Public land managers and other federal agency decision-makers will no longer be able to shy away from considering climate change as they consider new projects.

Saying that emissions from any given proposal are only a small fraction of global emissions “is not an appropriate basis for deciding whether or to what extent to consider climate change impacts under NEPA,” the White House Council on Environmental Quality wrote in new guidance that directs agencies to quantify greenhouse gas emissions and to choose alternatives for projects that minimize climate impacts.

The guidance applies to the National Environmental Policy Act, a 1970 law sometimes referred to as the environmental Magna Carta. NEPA, as it’s know for short, requires all executive federal agencies analyze and disclose the environmental impacts of projects, and, when possible, to choose an alternative that’s least harmful to the environment. It also provides a framework for robust public participation in those evaluations.

The new guidance acknowledges the nature of the climate challenge: “the fact that diverse individual sources of emissions each make a relatively small addition to global atmospheric GHG concentrations that collectively have a large impact … Agencies should not limit themselves to calculating a proposed action’s emissions as a percentage of sector, nationwide, or global emissions in deciding whether or to what extent to consider climate change impacts under NEPA.

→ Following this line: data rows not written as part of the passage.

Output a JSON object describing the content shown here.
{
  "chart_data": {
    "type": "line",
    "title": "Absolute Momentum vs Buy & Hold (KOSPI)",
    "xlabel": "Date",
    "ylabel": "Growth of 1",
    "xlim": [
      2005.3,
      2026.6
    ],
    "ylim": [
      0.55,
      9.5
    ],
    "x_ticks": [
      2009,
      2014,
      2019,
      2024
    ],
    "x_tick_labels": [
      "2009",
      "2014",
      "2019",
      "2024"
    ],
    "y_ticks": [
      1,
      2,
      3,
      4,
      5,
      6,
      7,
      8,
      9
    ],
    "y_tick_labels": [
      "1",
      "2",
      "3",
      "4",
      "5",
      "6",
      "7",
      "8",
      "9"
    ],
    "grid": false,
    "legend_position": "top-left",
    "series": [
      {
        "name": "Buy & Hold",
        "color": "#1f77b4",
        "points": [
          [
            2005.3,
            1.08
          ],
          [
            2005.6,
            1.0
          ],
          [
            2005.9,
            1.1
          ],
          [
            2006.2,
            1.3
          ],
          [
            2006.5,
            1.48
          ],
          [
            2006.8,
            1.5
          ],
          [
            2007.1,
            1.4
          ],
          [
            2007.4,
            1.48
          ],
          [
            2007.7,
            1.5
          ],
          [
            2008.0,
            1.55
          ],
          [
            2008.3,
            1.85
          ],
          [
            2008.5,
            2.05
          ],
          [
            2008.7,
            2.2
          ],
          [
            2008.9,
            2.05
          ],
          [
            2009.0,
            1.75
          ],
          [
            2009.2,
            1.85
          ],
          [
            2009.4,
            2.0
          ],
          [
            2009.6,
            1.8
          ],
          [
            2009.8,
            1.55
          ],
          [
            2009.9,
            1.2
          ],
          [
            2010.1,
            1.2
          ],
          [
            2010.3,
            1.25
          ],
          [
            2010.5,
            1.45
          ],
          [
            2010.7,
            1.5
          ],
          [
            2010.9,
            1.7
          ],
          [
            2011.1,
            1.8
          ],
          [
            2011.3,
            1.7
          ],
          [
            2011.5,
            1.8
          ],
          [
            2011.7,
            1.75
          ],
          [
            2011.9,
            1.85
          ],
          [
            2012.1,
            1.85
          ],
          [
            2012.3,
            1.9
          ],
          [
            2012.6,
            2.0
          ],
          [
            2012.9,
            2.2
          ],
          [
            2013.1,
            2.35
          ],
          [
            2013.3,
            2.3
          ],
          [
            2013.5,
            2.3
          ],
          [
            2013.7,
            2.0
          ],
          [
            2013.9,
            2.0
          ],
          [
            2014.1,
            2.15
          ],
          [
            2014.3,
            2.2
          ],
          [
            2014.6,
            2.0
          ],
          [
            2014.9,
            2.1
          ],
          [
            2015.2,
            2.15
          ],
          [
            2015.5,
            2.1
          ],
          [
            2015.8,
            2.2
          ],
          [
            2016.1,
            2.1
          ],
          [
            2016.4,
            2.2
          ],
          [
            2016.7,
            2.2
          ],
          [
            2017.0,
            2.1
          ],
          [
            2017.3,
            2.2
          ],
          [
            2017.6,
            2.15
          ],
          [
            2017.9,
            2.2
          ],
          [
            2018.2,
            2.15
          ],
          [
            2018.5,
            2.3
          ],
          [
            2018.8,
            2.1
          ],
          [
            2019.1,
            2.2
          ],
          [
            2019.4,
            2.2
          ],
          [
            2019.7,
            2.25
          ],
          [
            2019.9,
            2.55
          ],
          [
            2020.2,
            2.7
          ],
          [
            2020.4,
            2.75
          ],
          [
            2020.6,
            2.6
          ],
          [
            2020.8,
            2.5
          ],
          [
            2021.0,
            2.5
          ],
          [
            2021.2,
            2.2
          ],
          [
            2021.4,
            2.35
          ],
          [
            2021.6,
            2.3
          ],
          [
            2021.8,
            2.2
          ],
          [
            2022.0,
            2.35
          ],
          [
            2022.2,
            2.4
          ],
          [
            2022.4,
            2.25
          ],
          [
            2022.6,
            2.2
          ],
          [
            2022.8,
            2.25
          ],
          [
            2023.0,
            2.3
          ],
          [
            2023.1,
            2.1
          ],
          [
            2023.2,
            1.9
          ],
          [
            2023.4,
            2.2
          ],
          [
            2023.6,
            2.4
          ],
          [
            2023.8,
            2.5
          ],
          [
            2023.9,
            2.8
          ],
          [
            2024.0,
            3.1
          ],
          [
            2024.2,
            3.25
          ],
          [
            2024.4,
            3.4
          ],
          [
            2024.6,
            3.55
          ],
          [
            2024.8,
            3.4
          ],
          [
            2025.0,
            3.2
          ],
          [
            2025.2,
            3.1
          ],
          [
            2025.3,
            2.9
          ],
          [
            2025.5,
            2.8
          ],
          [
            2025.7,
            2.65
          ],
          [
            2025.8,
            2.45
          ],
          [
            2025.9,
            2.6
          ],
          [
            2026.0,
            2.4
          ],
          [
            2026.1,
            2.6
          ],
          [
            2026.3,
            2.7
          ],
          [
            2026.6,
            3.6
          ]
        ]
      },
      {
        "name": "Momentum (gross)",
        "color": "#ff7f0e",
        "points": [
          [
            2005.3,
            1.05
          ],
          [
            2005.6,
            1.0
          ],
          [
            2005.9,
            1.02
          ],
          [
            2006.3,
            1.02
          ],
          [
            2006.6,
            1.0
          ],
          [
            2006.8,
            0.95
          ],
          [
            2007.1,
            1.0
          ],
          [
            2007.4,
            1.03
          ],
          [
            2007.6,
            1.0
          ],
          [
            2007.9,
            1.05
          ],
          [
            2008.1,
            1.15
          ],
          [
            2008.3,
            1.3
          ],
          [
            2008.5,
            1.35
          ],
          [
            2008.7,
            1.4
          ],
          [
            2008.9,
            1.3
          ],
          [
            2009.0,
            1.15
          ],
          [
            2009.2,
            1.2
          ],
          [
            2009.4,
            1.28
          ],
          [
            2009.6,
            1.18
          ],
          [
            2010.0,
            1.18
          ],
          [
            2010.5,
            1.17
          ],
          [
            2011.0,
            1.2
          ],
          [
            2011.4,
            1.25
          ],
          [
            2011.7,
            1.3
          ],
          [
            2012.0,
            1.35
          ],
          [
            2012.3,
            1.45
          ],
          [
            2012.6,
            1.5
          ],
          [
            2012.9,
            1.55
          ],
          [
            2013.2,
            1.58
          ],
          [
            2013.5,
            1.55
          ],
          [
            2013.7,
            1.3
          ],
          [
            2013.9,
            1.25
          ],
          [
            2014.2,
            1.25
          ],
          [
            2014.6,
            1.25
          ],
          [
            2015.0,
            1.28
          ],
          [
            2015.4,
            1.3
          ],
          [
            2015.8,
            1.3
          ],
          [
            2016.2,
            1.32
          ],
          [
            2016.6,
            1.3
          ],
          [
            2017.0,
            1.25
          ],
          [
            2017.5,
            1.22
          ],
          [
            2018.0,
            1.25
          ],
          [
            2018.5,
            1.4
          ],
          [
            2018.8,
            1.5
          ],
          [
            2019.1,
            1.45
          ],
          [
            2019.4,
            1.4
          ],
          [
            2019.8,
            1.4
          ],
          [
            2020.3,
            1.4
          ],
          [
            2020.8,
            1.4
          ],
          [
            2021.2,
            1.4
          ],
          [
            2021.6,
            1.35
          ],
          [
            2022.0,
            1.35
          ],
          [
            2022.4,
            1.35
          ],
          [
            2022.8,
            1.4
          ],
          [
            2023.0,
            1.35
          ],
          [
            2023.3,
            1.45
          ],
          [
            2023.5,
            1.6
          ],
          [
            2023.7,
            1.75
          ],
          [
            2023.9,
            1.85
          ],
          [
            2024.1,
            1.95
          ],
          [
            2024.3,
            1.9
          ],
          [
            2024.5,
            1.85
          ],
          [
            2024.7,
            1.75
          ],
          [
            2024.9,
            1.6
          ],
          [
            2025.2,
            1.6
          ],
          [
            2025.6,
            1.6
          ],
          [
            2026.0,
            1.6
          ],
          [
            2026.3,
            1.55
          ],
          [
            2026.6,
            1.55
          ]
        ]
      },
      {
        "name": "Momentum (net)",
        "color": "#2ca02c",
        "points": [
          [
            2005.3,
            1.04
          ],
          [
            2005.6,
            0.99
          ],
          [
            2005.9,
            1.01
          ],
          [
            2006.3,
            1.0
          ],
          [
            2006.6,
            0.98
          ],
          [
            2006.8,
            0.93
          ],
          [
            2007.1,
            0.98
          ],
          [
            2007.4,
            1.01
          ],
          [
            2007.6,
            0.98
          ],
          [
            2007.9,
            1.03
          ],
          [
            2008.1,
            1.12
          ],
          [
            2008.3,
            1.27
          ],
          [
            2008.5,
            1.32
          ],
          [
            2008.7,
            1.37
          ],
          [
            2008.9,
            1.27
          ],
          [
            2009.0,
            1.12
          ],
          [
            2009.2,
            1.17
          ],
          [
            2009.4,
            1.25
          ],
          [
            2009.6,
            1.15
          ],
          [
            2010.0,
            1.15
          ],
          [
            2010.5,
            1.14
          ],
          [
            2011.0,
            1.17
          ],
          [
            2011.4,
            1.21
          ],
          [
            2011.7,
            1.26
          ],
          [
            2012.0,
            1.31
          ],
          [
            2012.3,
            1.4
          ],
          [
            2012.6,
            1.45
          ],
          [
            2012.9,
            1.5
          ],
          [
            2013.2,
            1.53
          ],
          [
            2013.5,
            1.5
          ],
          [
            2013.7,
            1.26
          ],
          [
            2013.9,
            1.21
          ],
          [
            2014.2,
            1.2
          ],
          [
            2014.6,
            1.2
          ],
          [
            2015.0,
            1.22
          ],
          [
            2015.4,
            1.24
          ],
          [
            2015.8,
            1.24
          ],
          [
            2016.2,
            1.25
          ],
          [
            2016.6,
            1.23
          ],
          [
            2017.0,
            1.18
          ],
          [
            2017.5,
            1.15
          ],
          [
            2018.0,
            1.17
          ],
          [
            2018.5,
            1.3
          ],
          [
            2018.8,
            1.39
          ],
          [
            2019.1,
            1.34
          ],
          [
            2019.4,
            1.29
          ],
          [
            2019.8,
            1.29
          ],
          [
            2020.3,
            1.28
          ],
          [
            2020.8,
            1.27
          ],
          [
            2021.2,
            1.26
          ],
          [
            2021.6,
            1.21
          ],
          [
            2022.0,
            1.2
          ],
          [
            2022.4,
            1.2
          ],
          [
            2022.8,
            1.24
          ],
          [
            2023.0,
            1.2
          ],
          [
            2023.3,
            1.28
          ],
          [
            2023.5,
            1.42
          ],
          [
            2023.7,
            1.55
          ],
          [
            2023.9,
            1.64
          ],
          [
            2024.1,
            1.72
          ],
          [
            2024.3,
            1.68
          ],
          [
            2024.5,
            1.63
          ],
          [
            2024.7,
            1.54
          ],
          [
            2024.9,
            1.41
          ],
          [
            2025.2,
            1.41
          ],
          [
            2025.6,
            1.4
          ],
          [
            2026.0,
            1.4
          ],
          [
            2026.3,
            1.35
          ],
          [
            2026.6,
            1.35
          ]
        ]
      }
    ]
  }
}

In press statement, the Natural Resources Defense Council hailed the new guidance as a “game-changer” in ongoing efforts to address climate impacts.

“Now federal agencies must fully and properly analyze the climate impacts of their proposed actions before deciding on how to proceed,” said NRDC president Rhea Suh. “They shouldn’t approve mines that will destroy the climate, or bridges that will get washed away. Climate change is the central environmental challenge of our time, and these guidelines can pave the way for smart policies that better protect our children, our health and our communities from dangerous carbon pollution and climate catastrophe.”

The guidance makes it clear that there are common and widely accepted tools that can be used to quantify emissions on various scales, from local to global.

Agencies should not only consider the direct, but also the indirect and cumulative impacts. In the case of a new coal mine, that could mean taking into consideration the emissions that will result from the combustion of the coal. In the case, for example, of a ski area expansion, U.S. Forest Service officials might have to consider the additional emissions that will result from additional chairlift operations and even from the additional traffic generated by skiers traveling to the resort.

This is how CEQ described the new guidance in a fact sheet. In addition to providing agencies with a reasoned approach as to how to describe climate change impacts, the guidance:

  • Advises agencies to quantify projected greenhouse gas emissions of proposed federal actions whenever the necessary tools, methodologies, and data inputs are available;
  • Encourages agencies to draw on their experience and expertise to determine the appropriate level (broad, programmatic or project- or site-specific) and the extent of quantitative or qualitative analysis required to comply with NEPA;
  • Counsels agencies to consider alternatives that would make the action and affected communities more resilient to the effects of a changing climate; and
  • Reminds agencies to use existing information and science when assessing proposed actions.